◇ ◇ 音譯者・自己紹介 後藤百合子 ◇ ◇
私は大正十年(一九二一)生れの今年八十六歳で、音聲譯を始めて十四五年になります
音聲譯(又は音譯)とは、公立圖書館が行つてゐる視覺障害者向けの福祉事業の一端で、障害者が希望される公的文書・印刷物又は圖書を音聲化して提供すると言ふ奉仕活動の一環です
音譯者を育てる講習會が有り私も基礎を學んでから「わの會」に入會、若い方々に混つて、樂しみ乍ら勉強し、音譯を續けて來ました
この度の「即興詩人」は圖書館からの依頼ではなく私の永年の希望だつたので、先生の御指導と會員の方々に校正で御協力頂き、そのおかげで、二年がかりでやつと完譯にこぎつける事が出来ました。

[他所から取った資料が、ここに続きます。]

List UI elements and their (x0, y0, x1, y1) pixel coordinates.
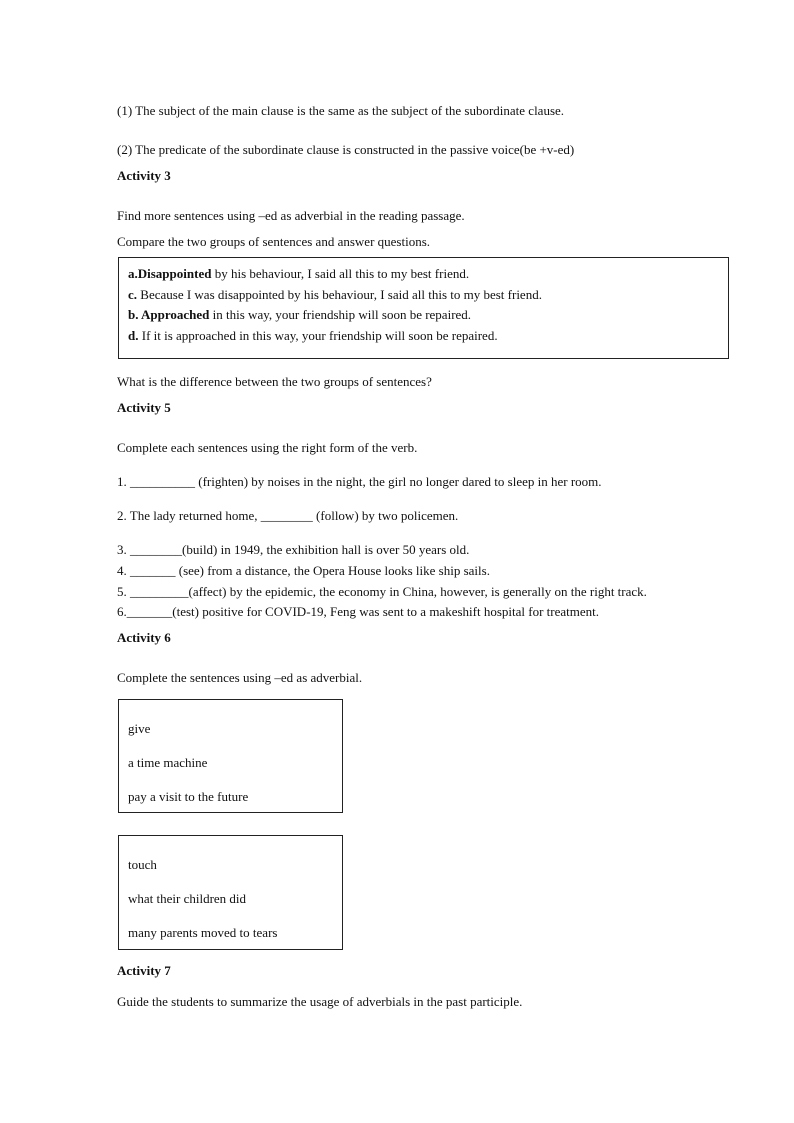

完成テ―プは圖書館にも寄贈致しましたが障害課が窓口のため、正眼者には貸出し出來ないとの事でガッカリして居りました處、國語問題協議會で取り上げて頂けると云ふ幸運に恵まれ、とても有りがたく、嬉しく思つて居ります
若い頃、寶塚音樂學校に入學、豫科を經て、歌劇團の演劇科に編入され、五年間在籍しましたので「雀百まで・・・」のことわざ通り、專門的な學問書の音譯は苦手で、どちらかと云ふと物語り性の有るものゝ方が「性」に合つてゐるかナと思つてゐます。